Sehr geehrter Herr Präsident, meine sehr geehrten Damen und Herren! Hintergrund für die diskutierte Änderung des Landes-Immissionsschutzgesetzes ist, dass insbesondere die Stadt Mainz seit Jahren vor der Herausforderung steht, die Luftqualität zu verbessern. Es gab Jahre, in denen wurden die EU-Grenzwerte verletzt. Vor dem Hintergrund hat sich insbesondere die Stadt Mainz intensiv damit auseinandergesetzt – auch über einen sogenannten Luftreinhalteplan –, wie die Luftqualität verbessert werden kann, dies immer eingedenk der Tatsache, dass die Luftqualität unmittelbare Auswirkungen auf das Wohlbefinden, auf die Gesundheit der Menschen hat, dass insbesondere der Feinstaub und die Stickstoffoxide Belastungen für die Menschen bedeuten, die man ganz konkret vor Ort mindern kann.

Es ist eben nicht so wie beim Klimaschutz, dass das lokale Handeln nur einen kleinen Beitrag global leistet, sondern hier kann man sehr wohl mit regionalen Regelungen punkten, weil der Zusammenhang ein sehr unmittelbarer ist. Das heißt, wenn es in der Stadt Mainz oder auch in anderen betroffenen Städten gelingt, kleine und mittlere Feuerungsanlagen ökologisch verträglicher, gesundheitlich verträglicher auszugestalten, kommt das den Menschen in der Region unmittelbar zugute. Vor dem Hintergrund soll der Gesetzentwurf den Kommunen ein zusätzliches Instrument in die Hand geben, innerhalb

der bestehenden Grenzen von EU-, Bundes- und Landesrecht Regelungen zum Wohle der Bürger zu treffen.

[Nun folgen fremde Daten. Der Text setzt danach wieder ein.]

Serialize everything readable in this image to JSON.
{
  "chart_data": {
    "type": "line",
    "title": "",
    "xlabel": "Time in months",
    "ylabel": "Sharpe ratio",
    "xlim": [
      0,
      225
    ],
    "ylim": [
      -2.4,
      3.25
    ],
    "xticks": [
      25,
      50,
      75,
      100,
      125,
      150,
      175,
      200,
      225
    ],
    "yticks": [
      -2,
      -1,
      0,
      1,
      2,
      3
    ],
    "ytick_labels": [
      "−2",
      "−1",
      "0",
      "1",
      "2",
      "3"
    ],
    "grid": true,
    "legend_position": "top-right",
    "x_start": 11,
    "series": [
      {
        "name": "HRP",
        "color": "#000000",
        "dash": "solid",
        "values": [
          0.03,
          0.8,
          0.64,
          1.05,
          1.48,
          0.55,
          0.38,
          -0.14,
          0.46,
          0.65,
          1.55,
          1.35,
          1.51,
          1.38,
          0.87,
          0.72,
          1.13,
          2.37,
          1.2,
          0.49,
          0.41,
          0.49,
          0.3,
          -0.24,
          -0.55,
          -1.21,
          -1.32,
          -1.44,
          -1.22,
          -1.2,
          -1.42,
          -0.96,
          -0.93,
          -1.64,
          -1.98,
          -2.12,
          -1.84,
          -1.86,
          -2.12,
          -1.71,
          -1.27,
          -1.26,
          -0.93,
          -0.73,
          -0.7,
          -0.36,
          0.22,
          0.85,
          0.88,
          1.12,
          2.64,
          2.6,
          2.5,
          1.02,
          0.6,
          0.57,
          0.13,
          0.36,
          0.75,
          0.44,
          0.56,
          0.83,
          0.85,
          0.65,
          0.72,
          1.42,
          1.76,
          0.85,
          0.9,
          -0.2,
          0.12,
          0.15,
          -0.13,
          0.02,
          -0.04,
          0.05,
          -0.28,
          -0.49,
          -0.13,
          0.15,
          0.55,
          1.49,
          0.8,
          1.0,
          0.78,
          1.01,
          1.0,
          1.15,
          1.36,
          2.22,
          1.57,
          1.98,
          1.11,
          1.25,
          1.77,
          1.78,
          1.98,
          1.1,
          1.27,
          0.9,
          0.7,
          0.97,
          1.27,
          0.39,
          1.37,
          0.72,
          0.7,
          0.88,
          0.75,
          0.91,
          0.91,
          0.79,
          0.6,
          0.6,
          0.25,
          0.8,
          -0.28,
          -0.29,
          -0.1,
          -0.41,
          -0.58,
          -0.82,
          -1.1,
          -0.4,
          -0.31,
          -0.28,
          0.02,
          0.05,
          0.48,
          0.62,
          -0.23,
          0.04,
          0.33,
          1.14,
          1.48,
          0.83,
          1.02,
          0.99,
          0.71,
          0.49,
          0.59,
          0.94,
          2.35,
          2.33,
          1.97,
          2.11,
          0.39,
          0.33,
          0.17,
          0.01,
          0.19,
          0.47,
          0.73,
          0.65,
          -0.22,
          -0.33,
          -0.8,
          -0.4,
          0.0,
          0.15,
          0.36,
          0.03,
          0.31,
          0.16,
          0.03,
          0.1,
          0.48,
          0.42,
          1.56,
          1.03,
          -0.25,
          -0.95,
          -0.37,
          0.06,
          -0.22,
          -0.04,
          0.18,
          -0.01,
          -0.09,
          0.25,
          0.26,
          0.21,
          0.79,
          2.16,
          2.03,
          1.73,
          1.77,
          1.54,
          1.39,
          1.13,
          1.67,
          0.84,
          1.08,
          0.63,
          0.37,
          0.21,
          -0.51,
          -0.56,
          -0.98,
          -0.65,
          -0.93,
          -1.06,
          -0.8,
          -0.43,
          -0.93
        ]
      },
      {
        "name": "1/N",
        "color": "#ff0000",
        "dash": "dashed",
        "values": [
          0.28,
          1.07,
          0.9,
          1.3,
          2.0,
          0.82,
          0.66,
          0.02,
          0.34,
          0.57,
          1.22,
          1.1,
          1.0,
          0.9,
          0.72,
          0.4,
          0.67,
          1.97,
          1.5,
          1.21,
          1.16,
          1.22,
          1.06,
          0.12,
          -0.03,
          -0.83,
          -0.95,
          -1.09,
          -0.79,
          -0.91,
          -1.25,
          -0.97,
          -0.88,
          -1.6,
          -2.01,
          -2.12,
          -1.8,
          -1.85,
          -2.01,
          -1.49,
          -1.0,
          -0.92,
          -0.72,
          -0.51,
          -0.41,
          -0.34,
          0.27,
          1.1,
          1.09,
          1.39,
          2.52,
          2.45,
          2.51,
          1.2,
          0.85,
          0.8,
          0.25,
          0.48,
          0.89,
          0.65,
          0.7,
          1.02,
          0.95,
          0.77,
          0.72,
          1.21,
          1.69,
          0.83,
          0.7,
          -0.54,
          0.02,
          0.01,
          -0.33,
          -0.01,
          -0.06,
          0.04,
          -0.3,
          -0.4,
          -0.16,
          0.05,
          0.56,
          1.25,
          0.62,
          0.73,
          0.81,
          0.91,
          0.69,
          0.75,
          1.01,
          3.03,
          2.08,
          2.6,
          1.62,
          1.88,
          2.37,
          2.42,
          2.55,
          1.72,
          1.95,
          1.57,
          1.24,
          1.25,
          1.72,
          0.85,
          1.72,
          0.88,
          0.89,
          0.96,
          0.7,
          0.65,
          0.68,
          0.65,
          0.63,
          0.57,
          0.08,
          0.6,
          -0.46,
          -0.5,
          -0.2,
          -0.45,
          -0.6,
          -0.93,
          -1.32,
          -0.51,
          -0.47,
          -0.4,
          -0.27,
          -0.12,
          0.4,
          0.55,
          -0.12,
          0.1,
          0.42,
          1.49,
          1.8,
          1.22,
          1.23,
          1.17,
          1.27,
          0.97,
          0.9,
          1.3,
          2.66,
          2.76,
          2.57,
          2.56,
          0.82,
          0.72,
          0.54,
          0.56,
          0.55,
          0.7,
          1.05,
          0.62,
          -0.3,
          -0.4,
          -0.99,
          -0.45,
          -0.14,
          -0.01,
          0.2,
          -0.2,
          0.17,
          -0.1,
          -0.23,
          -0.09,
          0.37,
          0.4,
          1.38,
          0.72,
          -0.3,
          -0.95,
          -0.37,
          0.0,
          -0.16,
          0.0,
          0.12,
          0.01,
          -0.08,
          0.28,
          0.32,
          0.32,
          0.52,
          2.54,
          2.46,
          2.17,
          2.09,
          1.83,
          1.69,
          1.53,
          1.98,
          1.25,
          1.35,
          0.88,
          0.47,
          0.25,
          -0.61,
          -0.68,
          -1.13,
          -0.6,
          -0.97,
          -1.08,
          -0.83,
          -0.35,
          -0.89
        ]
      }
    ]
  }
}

Herr Reichel, ich kann wirklich nicht nachvollziehen, wie man sich gegen eine solche Kompetenzverlagerung auf die kommunale Ebene, die gerade den Mainzern zugute käme, mit den Argumenten, die Sie vorgetragen haben, wehren kann. Ich glaube zum einen, dass die Kommunen verantwortungsvoll damit umgehen werden. Der Luftreinhalteplan hat schon eine Reihe von Maßnahmen identifiziert. Das könnte eine weitere Maßnahme sein. Darüber hinaus prüft die Struktur- und Genehmigungsdirektion (SGD), inwieweit die Satzung, die eine Kommune erlässt, innerhalb der bestehenden rechtlichen Rahmen, die ich genannt habe, angemessen ist. Wichtig ist auch, wenn eine solche Satzung erlassen wird, muss es eine Maßnahme sein, die in einem unmittelbaren Zusammenhang steht, die also geboten ist.

Vor dem Hintergrund, den ich beschrieben habe, bin ich schon ein bisschen überrascht, dass Sie, obwohl wir auf einem sachlichen Weg waren, nun von diesem sachlichen Weg abweichen. Ich kann die Fragen, die Sie eben angekündigt haben, nicht sehen. Sie haben die Fragen auch nicht gestellt, nicht konkretisiert. Deshalb bitte ich Sie herzlich, Ihre Position zu überdenken; denn es geht wirklich nur um eine reine Kompetenzverlagerung auf die Städte. Die Kommunen, die kommunalen Spitzenverbände haben sich zustimmend geäußert. Es ist nicht so, dass die Landesregierung der Impulsgeber war, sondern das war eine explizite Bitte der betroffenen Kommunen und nach den Gesprächen am Ende auch eine der kommunalen Spitzenverbände. Dieser Bitte wird Rechnung getragen. Deshalb glaube ich, dass auch die CDU-Fraktion dem gut zustimmen könnte. Ich bitte Sie alle herzlich, sich entsprechend bei der Abstimmung zu verhalten.

Vielen Dank.

(Beifall der SPD und des BÜNDNIS 90/ DIE GRÜNEN)

Das Wort hat Frau Staatsministerin Höfken.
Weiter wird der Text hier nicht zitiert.